Even when we hung out after that he’d not been himself, he was a lot quieter and inclined. I had no idea what to think about it, but I knew I couldn’t do anything else. I’d warned him right from the start that it could happen, and even though it was a lot sooner than I’d anticipated I thought he would understand and accept. When we were with the other four lads they’d all done their best to keep me (and Nath) distracted, taking us bowling and out to dinner where jokes were the main course and teasing dessert. But underneath all their effort to keep us from thinking about it too much I noticed their sympathetic glances, the frowns on their faces when they looked between Nathan and I, which I’m not going to lie didn’t make any sense to me; we were just friends.

The night Nathan dropped me back after bowling was two days before I was due to leave, he’d told me then that he was going to drop me off at the barracks and I’d agreed knowing that I would be spending some last quality time with my family the next day. Like always he hugged and kissed my forehead before returning to the car waiting at the side of the road.
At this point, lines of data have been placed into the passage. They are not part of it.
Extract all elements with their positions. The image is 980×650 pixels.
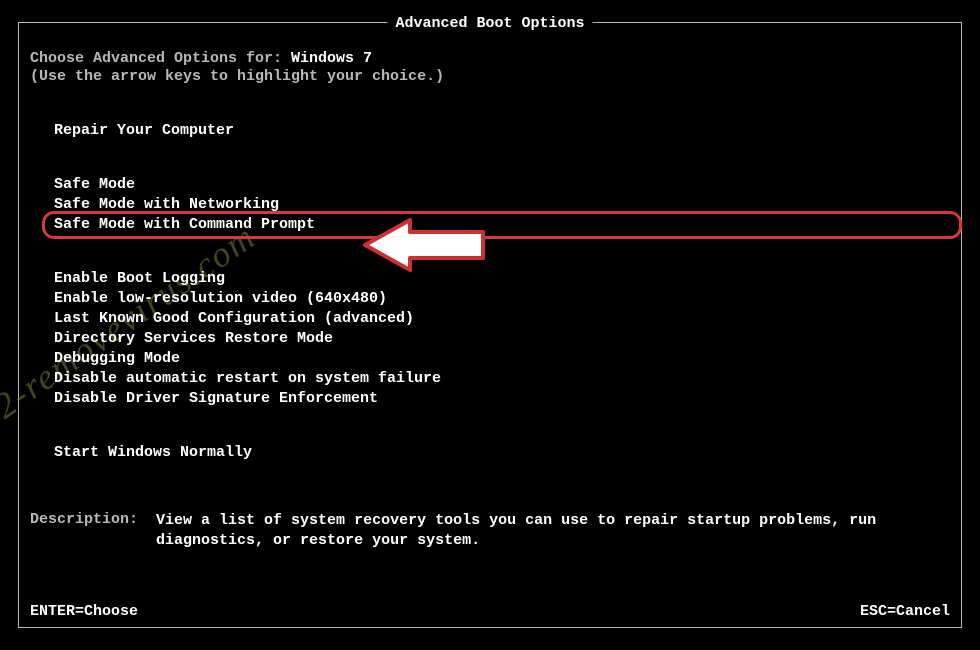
description-label: Description: xyxy=(30,511,138,551)
footer-esc: ESC=Cancel xyxy=(860,603,950,620)
menu-group-options: Enable Boot Logging Enable low-resolutio… xyxy=(54,269,950,409)
menu-lowres-video[interactable]: Enable low-resolution video (640x480) xyxy=(54,289,387,309)
boot-menu: Repair Your Computer Safe Mode Safe Mode… xyxy=(54,121,950,463)
menu-disable-sig[interactable]: Disable Driver Signature Enforcement xyxy=(54,389,378,409)
description-block: Description: View a list of system recov… xyxy=(30,511,950,551)
menu-repair[interactable]: Repair Your Computer xyxy=(54,121,234,141)
menu-boot-logging[interactable]: Enable Boot Logging xyxy=(54,269,225,289)
menu-group-safemode: Safe Mode Safe Mode with Networking Safe… xyxy=(54,175,950,235)
description-text: View a list of system recovery tools you… xyxy=(156,511,950,551)
menu-safe-mode-net[interactable]: Safe Mode with Networking xyxy=(54,195,279,215)
footer-bar: ENTER=Choose ESC=Cancel xyxy=(30,603,950,620)
screen-title: Advanced Boot Options xyxy=(387,15,592,32)
menu-start-normal[interactable]: Start Windows Normally xyxy=(54,443,252,463)
menu-safe-mode-cmd[interactable]: Safe Mode with Command Prompt xyxy=(54,215,315,235)
prompt-line: Choose Advanced Options for: Windows 7 xyxy=(30,50,950,67)
menu-ds-restore[interactable]: Directory Services Restore Mode xyxy=(54,329,333,349)
arrow-annotation-icon xyxy=(355,210,495,285)
menu-disable-restart[interactable]: Disable automatic restart on system fail… xyxy=(54,369,441,389)
prompt-os: Windows 7 xyxy=(291,50,372,67)
prompt-hint: (Use the arrow keys to highlight your ch… xyxy=(30,68,950,85)
footer-enter: ENTER=Choose xyxy=(30,603,138,620)
menu-last-known-good[interactable]: Last Known Good Configuration (advanced) xyxy=(54,309,414,329)
menu-debugging[interactable]: Debugging Mode xyxy=(54,349,180,369)
menu-safe-mode[interactable]: Safe Mode xyxy=(54,175,135,195)
content-area: Choose Advanced Options for: Windows 7 (… xyxy=(30,50,950,551)
prompt-prefix: Choose Advanced Options for: xyxy=(30,50,291,67)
I didn’t know what to think when he gave me so many mixed emotions.

~

And so the morning came where I was due to leave, Codie, Sandy and Daniel were all meeting me at the barracks since I’d told them Nathan was giving me a lift, even though they teased me about it I could tell that they felt sorry for us; just as we had started to develop something I was going away for goodness knows how long, with the only way of contacting through letters.

The day before my family had come over to help me pack and go out for dinner together, I had been good but sad at the same time, it only kicked in then just how much I was going to miss them. We’d said our goodbyes when they had left, and even though they had been hard I didn’t worry too much because I was positive I would be back to see them again, and that was the thought I held on to as they drove away waving, fake smiles plastered on all three of their faces, which of course I could tell because I knew them so well.

At six in the morning the doorbell rang and I knew exactly who it was, I’d been up for a while now not being able to sleep so I was more than happy to have some company. Opening the door Nathan’s smiling face greeted me, I felt like I’d been kicked in the stomach knowing that this would be the last time for a while I would see him like this. “Are you ready?” he asked, I nodding walking into the hall to grab my ready and waiting packed bag, it was heavier than I was used to but nothing I couldn’t manage. I turned to look at the apartment I called home one last time, saying goodbye to my little safe haven before turning off the light and following Nathan out the door to the car.